My favorite discovery on moving here years ago, given I’m a transplanted Philadelphian, has been Bolin Creek.
Its upper reaches, between Homestead Road and Estes Drive, offers the most beautiful and contrasting landscape. Here, you will find beaver swamps, Beech-tree forests, steep river banks and volcanic hillsides that trace a more violent geologic past, a mere half a billion years. Particularly impressive is the ancient ravine behind Chapel Hill’s neighborhood of Ironwoods.
Yet, many citizens have yet to discover these wonders. All ages will have a chance this weekend, however, when Friends of Bolin Creek sponsors a two-hour hike at 2 p.m. Saturday, Jan. 9, at Wilson Park. The hike is free and will feature several well-known experts talking about wildlife, forest ecology and the nature of creeks. Please meet us at the Wilson Park parking lot at 1:50 p.m.
Not long ago, I rediscovered a cache of condolence cards sent after my father’s death from his friends. What surprised me again were the covers – landscapes, mostly photos or watercolors of natural vistas with water in the background, framed by trees, woods and sky.
Looking at these cards, I felt peaceful and calm. It’s the same when I walk along Bolin Creek.
Why do most cultures find such landscapes so beautiful? What deep inside us makes these landscapes so appealing and nurturing?
As a young adult, I was drawn to this community’s college-town character, our renowned university, our rural countryside, but most of all to our amazing public parks and natural spaces so close to town. To a young woman from the Northeast’s busy metropolitan corridor, having a safe woodland path to walk along was a blessing.
As a group, Friends of Bolin Creek works to conserve Bolin Creek and surrounding forest in an effort to create a 425-acre preserve in the heart of our two towns. Let’s talk for a moment about what we have and what is possible in the future.
From its headwaters, Bolin Creek flows for nine miles through the northern portions of Carrboro and Chapel Hill before flowing past University Place, where it joins Booker Creek to form Little Creek. Town land was purchased in 2003 when Carrboro and Orange County acquired part of this forest in the heart of Carrboro, known as the Adams Preserve, with a combination of Clear Water Act funds, Orange County and Carrboro funds. The 27-acre jewel sits just past the entrance to Wilson Park, and is filled with walking and hiking trails.
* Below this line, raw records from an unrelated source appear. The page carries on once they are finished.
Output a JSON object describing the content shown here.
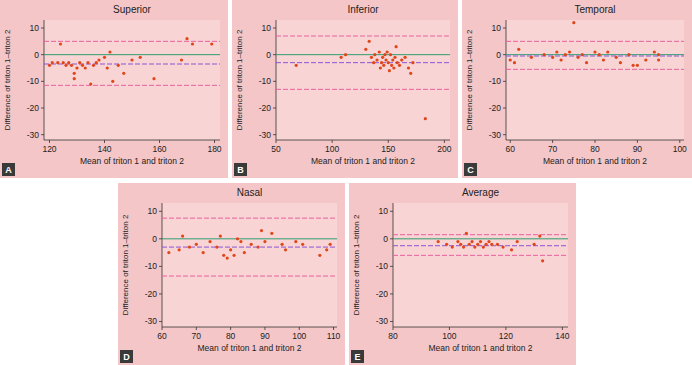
{
  "chart_data": [
    {
      "type": "scatter",
      "title": "Superior",
      "panel_label": "A",
      "x_label": "Mean of triton 1 and triton 2",
      "y_label": "Difference of triton 1–triton 2",
      "color": "#e0461c",
      "marker": "circle",
      "x": [
        120,
        121,
        123,
        124,
        125,
        126,
        127,
        128,
        129,
        129,
        130,
        131,
        132,
        133,
        134,
        135,
        136,
        137,
        138,
        140,
        141,
        142,
        143,
        145,
        147,
        150,
        153,
        158,
        168,
        170,
        172,
        179
      ],
      "values": [
        -4,
        -3,
        -3,
        4,
        -3,
        -4,
        -3,
        -4,
        -7,
        -9,
        -5,
        -3,
        -4,
        -5,
        -3,
        -11,
        -4,
        -3,
        -2,
        -1,
        -5,
        1,
        -10,
        -4,
        -7,
        -2,
        -1,
        -9,
        -2,
        6,
        4,
        4
      ],
      "reference_line": 0,
      "mean_difference": -3.5,
      "limits_of_agreement": [
        -11.5,
        5
      ],
      "xlim": [
        118,
        182
      ],
      "ylim": [
        -32,
        13
      ],
      "xticks": [
        120,
        140,
        160,
        180
      ],
      "yticks": [
        -30,
        -20,
        -10,
        0,
        10
      ]
    },
    {
      "type": "scatter",
      "title": "Inferior",
      "panel_label": "B",
      "x_label": "Mean of triton 1 and triton 2",
      "y_label": "Difference of triton 1–triton 2",
      "color": "#e0461c",
      "marker": "circle",
      "x": [
        68,
        108,
        112,
        130,
        133,
        135,
        137,
        138,
        140,
        142,
        143,
        144,
        145,
        146,
        147,
        148,
        149,
        150,
        151,
        152,
        153,
        154,
        155,
        156,
        157,
        158,
        160,
        162,
        165,
        168,
        170,
        172,
        183
      ],
      "values": [
        -4,
        -1,
        0,
        2,
        5,
        -1,
        -3,
        0,
        -2,
        1,
        -5,
        -3,
        -1,
        -4,
        0,
        -2,
        1,
        -3,
        -6,
        0,
        -4,
        -2,
        -5,
        -1,
        3,
        -3,
        -4,
        -2,
        -1,
        -5,
        -7,
        -3,
        -24
      ],
      "reference_line": 0,
      "mean_difference": -3,
      "limits_of_agreement": [
        -13,
        7
      ],
      "xlim": [
        50,
        205
      ],
      "ylim": [
        -32,
        13
      ],
      "xticks": [
        50,
        100,
        150,
        200
      ],
      "yticks": [
        -30,
        -20,
        -10,
        0,
        10
      ]
    },
    {
      "type": "scatter",
      "title": "Temporal",
      "panel_label": "C",
      "x_label": "Mean of triton 1 and triton 2",
      "y_label": "Difference of triton 1–triton 2",
      "color": "#e0461c",
      "marker": "circle",
      "x": [
        60,
        61,
        62,
        65,
        68,
        70,
        71,
        72,
        73,
        74,
        75,
        76,
        77,
        78,
        80,
        81,
        82,
        83,
        85,
        86,
        88,
        89,
        90,
        92,
        94,
        95,
        95
      ],
      "values": [
        -2,
        -3,
        2,
        -1,
        0,
        -1,
        1,
        -2,
        0,
        1,
        12,
        -1,
        0,
        -3,
        1,
        0,
        -2,
        1,
        -1,
        -3,
        0,
        -4,
        -4,
        -2,
        1,
        -2,
        0
      ],
      "reference_line": 0,
      "mean_difference": -0.5,
      "limits_of_agreement": [
        -5.5,
        5
      ],
      "xlim": [
        59,
        101
      ],
      "ylim": [
        -32,
        13
      ],
      "xticks": [
        60,
        70,
        80,
        90,
        100
      ],
      "yticks": [
        -30,
        -20,
        -10,
        0,
        10
      ]
    },
    {
      "type": "scatter",
      "title": "Nasal",
      "panel_label": "D",
      "x_label": "Mean of triton 1 and triton 2",
      "y_label": "Difference of triton 1–triton 2",
      "color": "#e0461c",
      "marker": "circle",
      "x": [
        62,
        65,
        66,
        68,
        70,
        72,
        74,
        76,
        77,
        78,
        79,
        80,
        81,
        82,
        83,
        84,
        86,
        88,
        89,
        90,
        92,
        95,
        96,
        99,
        101,
        106,
        108,
        109
      ],
      "values": [
        -5,
        -4,
        1,
        -3,
        -2,
        -5,
        -1,
        -3,
        1,
        -6,
        -7,
        -4,
        -6,
        0,
        -1,
        -5,
        -2,
        -3,
        3,
        -1,
        2,
        -2,
        -4,
        -1,
        -2,
        -6,
        -4,
        -2
      ],
      "reference_line": 0,
      "mean_difference": -3,
      "limits_of_agreement": [
        -13.5,
        7.5
      ],
      "xlim": [
        60,
        111
      ],
      "ylim": [
        -32,
        13
      ],
      "xticks": [
        60,
        70,
        80,
        90,
        100,
        110
      ],
      "yticks": [
        -30,
        -20,
        -10,
        0,
        10
      ]
    },
    {
      "type": "scatter",
      "title": "Average",
      "panel_label": "E",
      "x_label": "Mean of triton 1 and triton 2",
      "y_label": "Difference of triton 1–triton 2",
      "color": "#e0461c",
      "marker": "circle",
      "x": [
        96,
        99,
        101,
        103,
        104,
        105,
        106,
        107,
        108,
        109,
        110,
        111,
        112,
        113,
        114,
        115,
        117,
        119,
        122,
        124,
        130,
        132,
        133
      ],
      "values": [
        -1,
        -2,
        -3,
        -1,
        -2,
        -3,
        2,
        -2,
        -1,
        -3,
        -2,
        -1,
        -3,
        -2,
        -1,
        -2,
        -2,
        -3,
        -4,
        -1,
        -2,
        1,
        -8
      ],
      "reference_line": 0,
      "mean_difference": -2.5,
      "limits_of_agreement": [
        -6,
        1.5
      ],
      "xlim": [
        80,
        142
      ],
      "ylim": [
        -32,
        13
      ],
      "xticks": [
        80,
        100,
        120,
        140
      ],
      "yticks": [
        -30,
        -20,
        -10,
        0,
        10
      ]
    }
  ]
}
Walking from Wilson Park through the Adams Preserve down to Bolin Creek, you run into a gorgeous 77-acre area tract known as the “Craig Preserve.” This private land on the east side is characterized by rolling hillsides, small creeks and mainly hardwoods, laced with large stands of Beech trees. It is owned by P.H. Craig, who has preserved it to date. Someday, Friends of Bolin Creek dreams this land will join the Adams Preserve for the public’s enjoyment.
North of the Craig tract and south of Chapel Hill High School sits the amazing 325-acre UNC Carolina Forest, home to such animals as owl, foxes and coyotes. Much of this land west of Seawell School Road is to be preserved in some cases for 50 years and in others forever. UNC trustees and town leaders saw the value of creating an agreement that concentrated the new Carolina North campus by the existing airport site, thus preserving this contiguous forest. Naturalist Mary Parker Sonis with her photos and words has documented the ecological wealth you can find here. She will be a featured speaker on Saturday.
Other speakers include “Piedmont Almanac” author Dave Cook, a chronicler of the many wonders along the creek, as well as science teacher Betsy Kempter, forester and stream expert Rob Crook and Town of Carrboro Alderman Randee Haven O’Donnell.